D’après le livret d’information édité en direction des maires par le ministère de l’Intérieur, les communes désireuses de « participer à l’effort de solidarité » en mettant à disposition des logements vacants dans le parc social ou du foncier disponible sont invitées à se manifester auprès du correspondant « réfugiés » de leur préfecture. A Cergy, les familles avec enfants ont été les premières à se voir attribuer un logement : trois dans le Val-d’Oise, une dans une localité du Doubs. A chaque fois, les assistantes sociales ont cherché un contact sur place afin d’assurer le relais. A Courdimanche, c’est une élue arabophone qui se charge d’épauler la famille ; dans le Doubs, c’est la travailleuse sociale d’un centre d’accueil pour demandeurs d’asile (CADA). « C’était important de lui signaler sans tarder les problèmes de santé du petit garçon, ainsi que les soins qui avaient déjà été dispensés », souligne Marie-Claude Rolland. Objectif : se désengager peu à peu afin de laisser chacun rejoindre le droit commun. Un soulagement pour certains – « La plupart sont assez autonomes, et l’accompagnement commence à leur peser » – et, pour d’autres, peut-être le risque de quelques déconvenues futures. « Jusqu’à présent, ils ont bénéficié d’une prise en charge exceptionnelle, résume Isabelle du Couëdic. Désormais, ils vont se retrouver confrontés à la vie réelle. »
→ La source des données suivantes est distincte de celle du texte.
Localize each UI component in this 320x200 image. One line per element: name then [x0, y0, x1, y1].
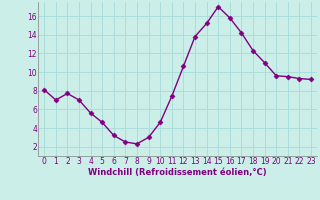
X-axis label: Windchill (Refroidissement éolien,°C): Windchill (Refroidissement éolien,°C)	[88, 168, 267, 177]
Qu’importe, pour Mohammad Rateb Abouzeid Agha, « la vie réelle, c’est la vie ». Et la garantie d’un avenir pour ses trois filles de 13, 16 et 18 ans et son fils de 8 ans. Ingénieur à la centrale électrique d’Alep, en Syrie – objet d’une lutte âpre entre Daesh et l’armée de Bachar el-Assad –, Mohammad s’était enfui à Cuba, le pays de son épouse chrétienne, pour mettre sa famille à l’abri. Cuba lui ayant refusé le statut de réfugié, ce qui le condamnait à l’oisiveté, il était d’abord retourné clandestinement à Alep pour faire redémarrer la centrale… avant de découvrir sur place qu’elle avait été bombardée. Mohammad s’était alors remis en route, direction l’Europe ; la Suède, peut-être, pour rejoindre sa sœur. Ce sera finalement la France, après avoir croisé l’OFPRA à Munich. Deux mois à peine après son arrivée, alors qu’il ne parlait pas un mot de français, Mohammad maîtrise suffisamment la langue pour une conversation courante. Grâce aux cours d’alphabétisation et au Bescherelle pour enfants qu’il a téléchargé sur son mobile, il parvient à effectuer lui-même ses démarches et espère trouver rapidement un emploi, quel qu’il soit. Le week-end, appareil photo en main, il parcourt Paris, raconte à ses enfants par textos la tour Eiffel, les bateaux-mouches et le musée du Louvre. Alors qu’il cherchait à se renseigner sur les études de médecine, sa fille aînée lui a annoncé qu’elle préférerait dessiner et peindre. Mohammad hausse les épaules. « Pareil pour tous les papas du monde, non ? », plaisante-t-il. Avant d’interroger, sérieux : « Bonne école d’art, à Paris ? »

Notes

(1) Le reportage a été réalisé le 5 novembre.